# Panel Gore



## Rora (Jan 31, 2017)

How can one describe the strange satisfaction you get when you see an _absolute_ disaster that is _absolutely_ not your problem? It's the warm fuzzy feeling of knowing stuff like this exists, and that somewhere, someone has to deal with it... someone who is not you.


----------



## micromind (Aug 11, 2007)

Yes, I agree.......the smug grin.........lol.


----------



## Peewee0413 (Oct 18, 2012)

Brad K must have been in there. 

Sent from my SM-G965U using Tapatalk


----------



## bill39 (Sep 4, 2009)

In my previous life my job was to troubleshoot, redesign, or replace many, many panels that were as bad or worse than this one. Often times without any accurate prints.

The phrase “When eating an elephant you have to do it one bite at a time.” always helped me out. 

Be sure to take a lot of time talking to the operators & maintenance men to break things down.

It became very satisfying to walk away leaving the customer with a cleaned up panel AND accurate documentation.


----------



## John Valdes (May 17, 2007)

I have had the pleasure of having to deal with crap like this before.
My plan was to always remove all the wiring and start over.

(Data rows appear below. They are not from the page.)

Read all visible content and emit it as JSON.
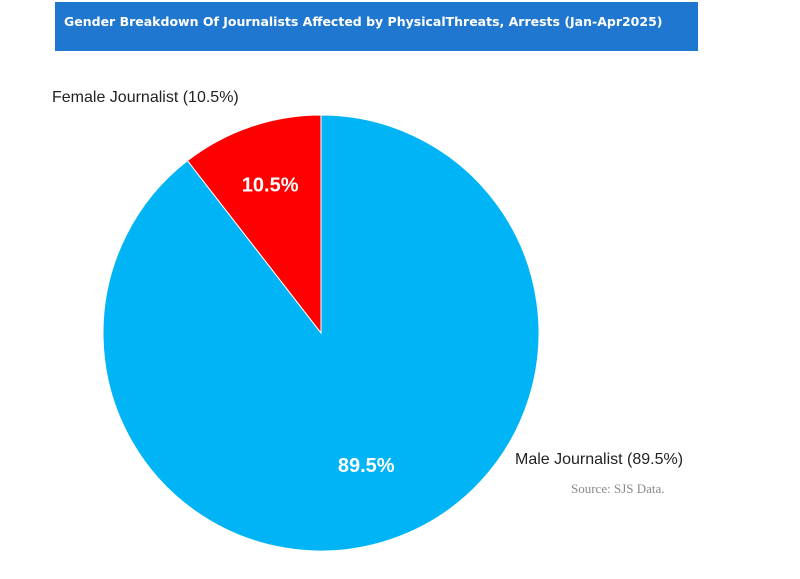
{
  "chart_data": {
    "type": "pie",
    "title": "Gender Breakdown Of Journalists Affected by PhysicalThreats, Arrests (Jan-Apr2025)",
    "slices": [
      {
        "label": "Female Journalist (10.5%)",
        "value": 10.5,
        "data_label": "10.5%",
        "color": "#ff0000"
      },
      {
        "label": "Male Journalist (89.5%)",
        "value": 89.5,
        "data_label": "89.5%",
        "color": "#00b4f5"
      }
    ],
    "source": "Source: SJS Data."
  }
}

Make a new schematic if there is not one. "Usually the case".
Sometimes I was able to convince people to allow a complete rebuild when time allowed.
In most cases it stayed that way.

The bad part about this, its not uncommon. It seems this, is all to common.


----------



## 460 Delta (May 9, 2018)

A few years back, I redid a mobile crusher unit powered by a genset. It resembled the first pic you have there. When I opened the cab door, handfuls of wire spilled out, I convinced the owner to let me do a haircut and a complete rewire. A couple days and resetting the genset to 60 cycle (gray market Euro machine) it busted concrete like a new one.


----------



## JRaef (Mar 23, 2009)

Speaking of crusher systems; I once went to look at a job to rebuild a "Motor Control Center" for a stationary crusher at a gravel pit. I was expecting to find an older MCC structure that had outlived its usefulness. What they had was a shack made from an old truck trailer with plywood walls, and a bunch of open type starters hanging on nails (one nail per starter) wired up with SO cord (in some cases SJO, even though it was 480V...), fed from an old FPE panelboard that was the guts only, no enclosure or cover. I took a buttload of pics and can't find them, but it was a wonder that nobody had been killed (that they admitted to anyway).


----------



## gpop (May 14, 2018)

What worse is spending a few days cleaning the mess up then come back a week later and see it back in the same mess. 

Why do people with prints need to pull all the wire out of panduit, cut all the zip ties and add wire nuts


----------



## Forge Boyz (Nov 7, 2014)

gpop said:


> What worse is spending a few days cleaning the mess up then come back a week later and see it back in the same mess.
> 
> Why do people with prints need to pull all the wire out of panduit, cut all the zip ties and add wire nuts


I've already spent more time fixing the "repair" than the simple problem that they tried to fix.

Sent from my XT1650 using Tapatalk


----------



## joebanana (Dec 21, 2010)

Does any of that siht even work? I'll bet there's at least half a dozen lose terminations.


----------



## stiffneck (Nov 8, 2015)

Here at the Airport, I get the pleasure of knowing who from my shop, or what contractor made the mess. It's a great training tool/practice, put it back the way it's supposed to be, then find and fix the actual problem.


----------



## gpop (May 14, 2018)

i like the second pic. If you have a bad digital overload just hang that bad boy to the side and go straight to the starter.


----------



## John Valdes (May 17, 2007)

gpop said:


> Why do people with prints need to pull all the wire out of panduit, cut all the zip ties and add wire nuts


They don't know how to read them. And instead of admitting they cannot read them they have to pull on every wire they think goes to the problem.
I'm not picking on anyone as there was a time I did not understand schematics.



joebanana said:


> Does any of that siht even work? I'll bet there's at least half a dozen lose terminations.


That panel with the addition of ten pounds of dust is what I saw every single time in one dept in the plant I worked in.
You had to vacuum or blow it out before you could even start.


----------



## Southeast Power (Jan 18, 2009)

JRaef said:


> Speaking of crusher systems; I once went to look at a job to rebuild a "Motor Control Center" for a stationary crusher at a gravel pit. I was expecting to find an older MCC structure that had outlived its usefulness. What they had was a shack made from an old truck trailer with plywood walls, and a bunch of open type starters hanging on nails (one nail per starter) wired up with SO cord (in some cases SJO, even though it was 480V...), fed from an old FPE panelboard that was the guts only, no enclosure or cover. I took a buttload of pics and can't find them, but it was a wonder that nobody had been killed (that they admitted to anyway).


We have those, all 480 volt controls, with a fan blowing on it to keep the contractors cool.


----------